Before deciding on which platforms you should focus on, you should think about both the user base you have and the one that you want. Where would they be most likely to go? Why? What kind of engagement are they seeking, and what type of functionality would they looking for in particular? Twitter and Instagram tend to be very up-to-the-minute while Pinterest and YouTube provide tools for users to save content they plan to reference again later through boards and playlists. Discord servers provide chat functions while Facebook has public and private groups that are separate from feeds.
It can be hard to determine the “sweet spot” for how many platforms you should focus on, because every brand’s needs are different. You don’t want to spread too thin but also don’t want to focus all of your social capital in one place.
There are many services, such as Buffer and Hootsuite, that enable you to “set it and forget it” by scheduling posts in advance. While this is helpful for marketing campaigns and maintaining a steady online presence, it ultimately doesn’t cultivate a stable following.
Time and resources need to be put into growing and maintaining followings across social media platforms. The word “social” is in the phrase, right? Talk to people! Have your social media manager engage with people who reply to posts and make comments or ask questions, or do the same with accounts that the brand follows. That real-time engagement is what separates social media from other types of online marketing and contact: when it comes to interactions with your different channels, customers and prospects are more apt to have a specific purpose like troubleshooting a product.

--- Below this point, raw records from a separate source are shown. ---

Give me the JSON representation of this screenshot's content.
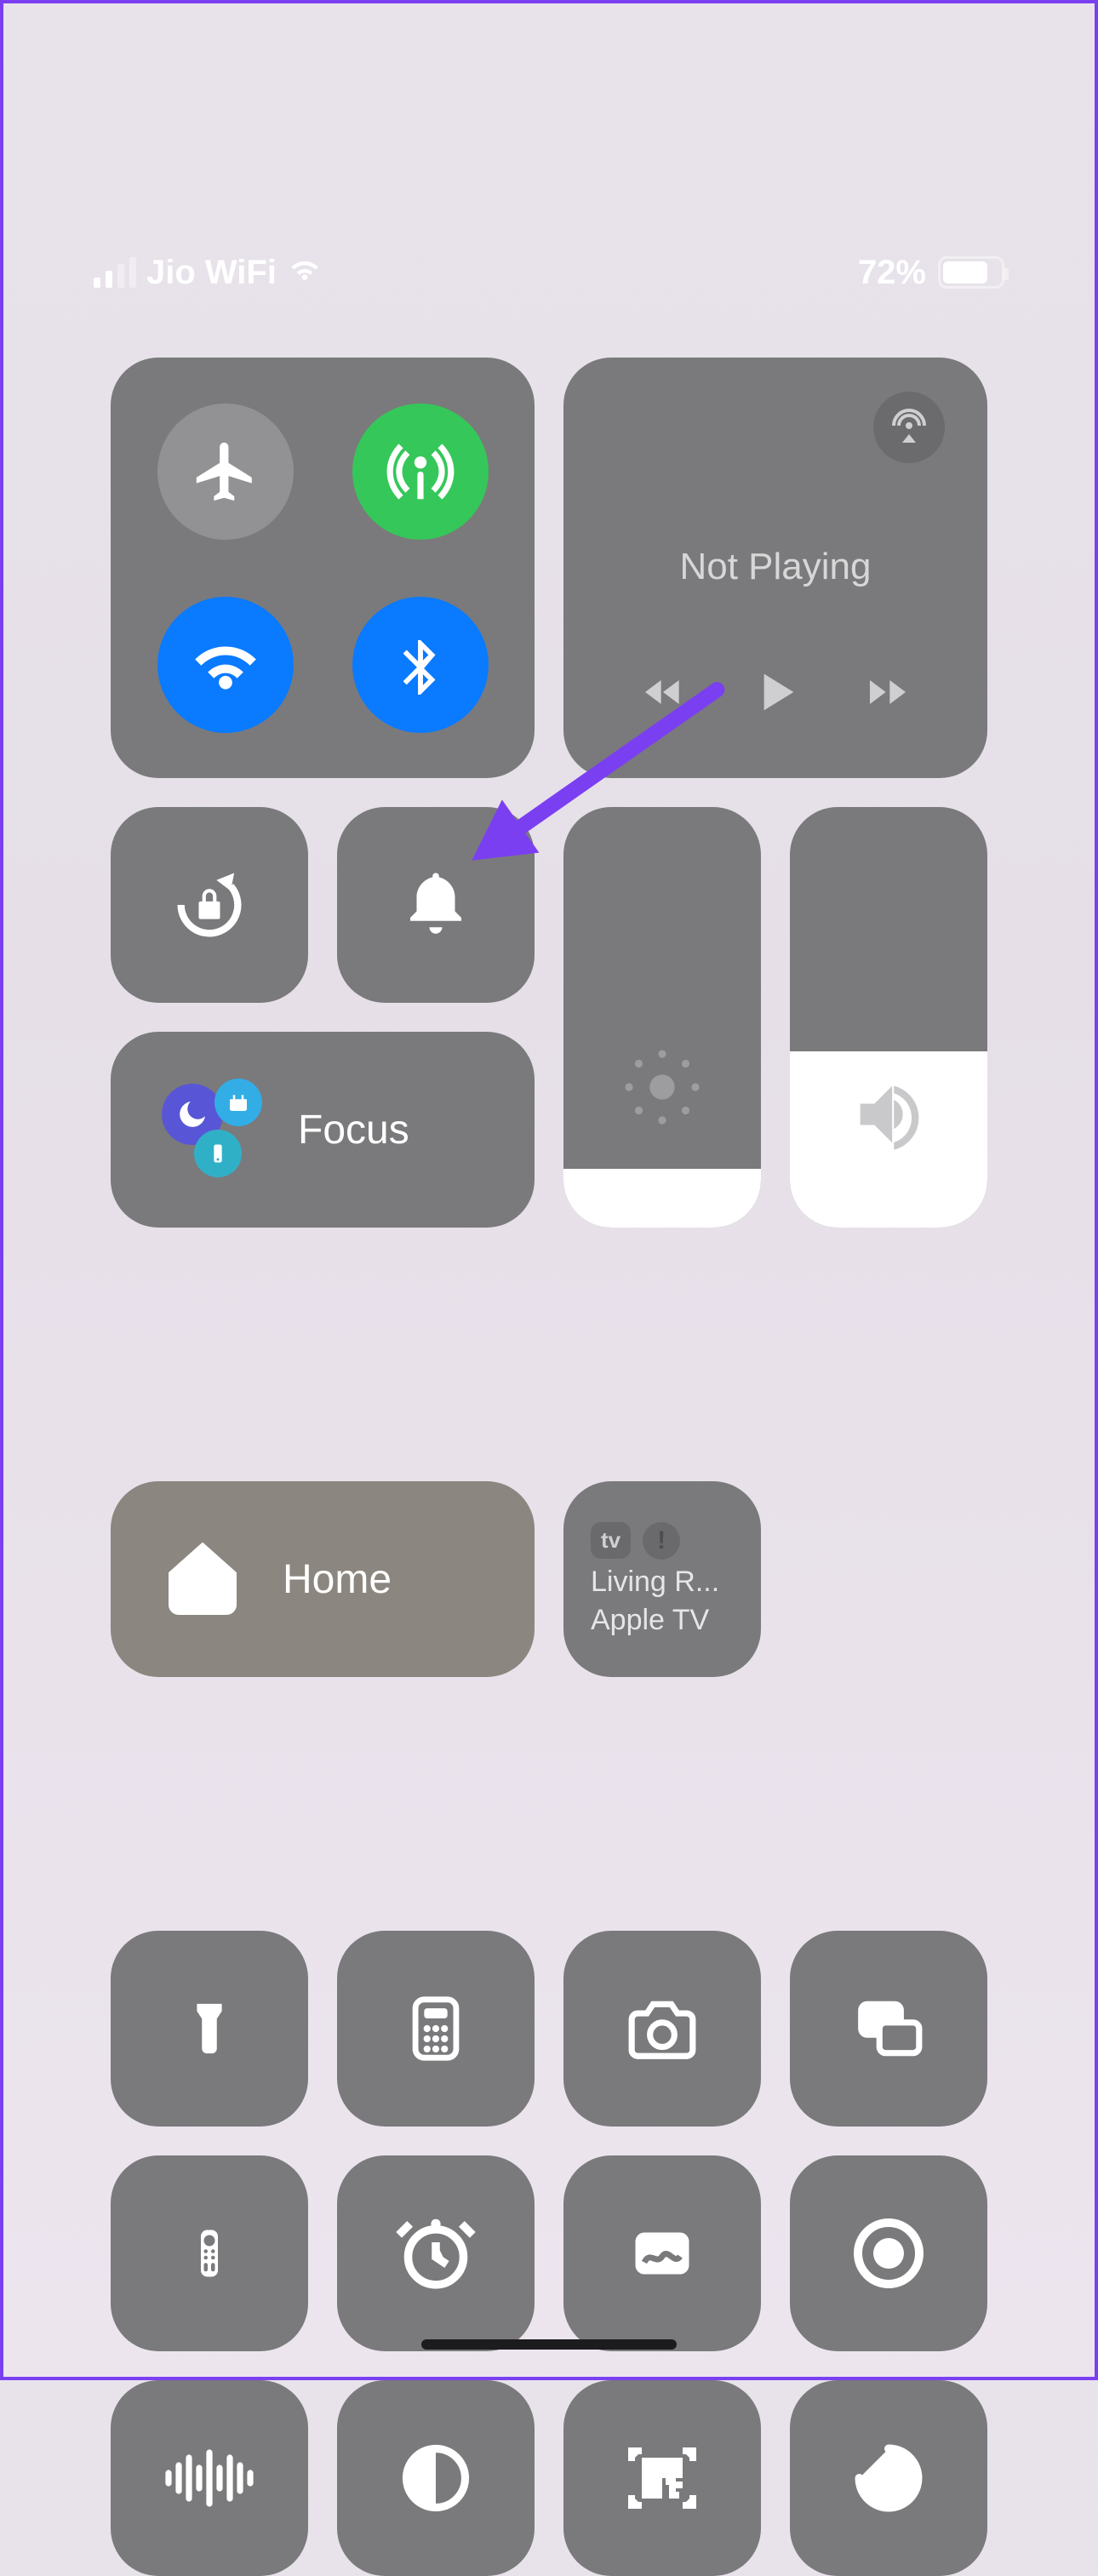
{
  "status": {
    "carrier": "Jio WiFi",
    "battery_pct": "72%"
  },
  "media": {
    "title": "Not Playing"
  },
  "focus": {
    "label": "Focus"
  },
  "home": {
    "label": "Home"
  },
  "appletv": {
    "badge": "tv",
    "line1": "Living R...",
    "line2": "Apple TV"
  },
  "sliders": {
    "brightness_pct": 14,
    "volume_pct": 42
  },
  "connectivity": {
    "airplane": false,
    "cellular": true,
    "wifi": true,
    "bluetooth": true
  },
  "colors": {
    "accent_blue": "#0a7aff",
    "accent_green": "#35c759",
    "annotation": "#7b3ff2"
  },
  "tiles": [
    "flashlight",
    "calculator",
    "camera",
    "screen-mirroring",
    "apple-tv-remote",
    "alarm",
    "freeform",
    "screen-record",
    "sound-recognition",
    "dark-mode",
    "qr-scanner",
    "timer"
  ]
}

Social media is a way to shape your brand voice while responding to users, and provide different ways for them to interact.

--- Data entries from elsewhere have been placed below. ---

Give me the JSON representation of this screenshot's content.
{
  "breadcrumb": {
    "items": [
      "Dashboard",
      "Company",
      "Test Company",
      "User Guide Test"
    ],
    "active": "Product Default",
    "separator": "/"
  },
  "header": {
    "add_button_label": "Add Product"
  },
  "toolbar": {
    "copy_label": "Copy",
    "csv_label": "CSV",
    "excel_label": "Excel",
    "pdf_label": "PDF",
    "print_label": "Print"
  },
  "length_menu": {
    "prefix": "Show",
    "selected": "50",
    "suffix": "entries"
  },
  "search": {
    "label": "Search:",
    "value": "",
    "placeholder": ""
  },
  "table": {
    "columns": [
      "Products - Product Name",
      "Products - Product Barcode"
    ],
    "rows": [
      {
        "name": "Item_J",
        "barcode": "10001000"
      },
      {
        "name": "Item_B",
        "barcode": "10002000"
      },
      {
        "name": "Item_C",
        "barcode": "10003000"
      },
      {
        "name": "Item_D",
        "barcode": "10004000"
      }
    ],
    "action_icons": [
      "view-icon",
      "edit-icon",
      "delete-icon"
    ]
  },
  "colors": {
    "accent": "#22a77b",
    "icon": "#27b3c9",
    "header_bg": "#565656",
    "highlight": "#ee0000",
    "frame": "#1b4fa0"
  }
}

Social media has been a great equalizer in ways that traditional media has not: marginalized people can form huge audiences, and brands can utilize social engagement no matter the size of their ad budget. But it’s also a public platform. Some users will use it like a customer service channel while others will just like and repost your content. How your team responds to an angry customer on social media can serve as an exemplar of how you solve problems, or make the problem worse, now that it’s public. Social media is a reflection of your brand, and this goes for both the content that is posted and shared as well as how you engage with people.
Brands also need to exercise caution when jumping on memes, trends, and hashtags, because this can have disastrous outcomes.
Social media can be fun and lucrative, but brands still must account for the various nuances of social media engagement when forming and and executing a social media marketing strategy.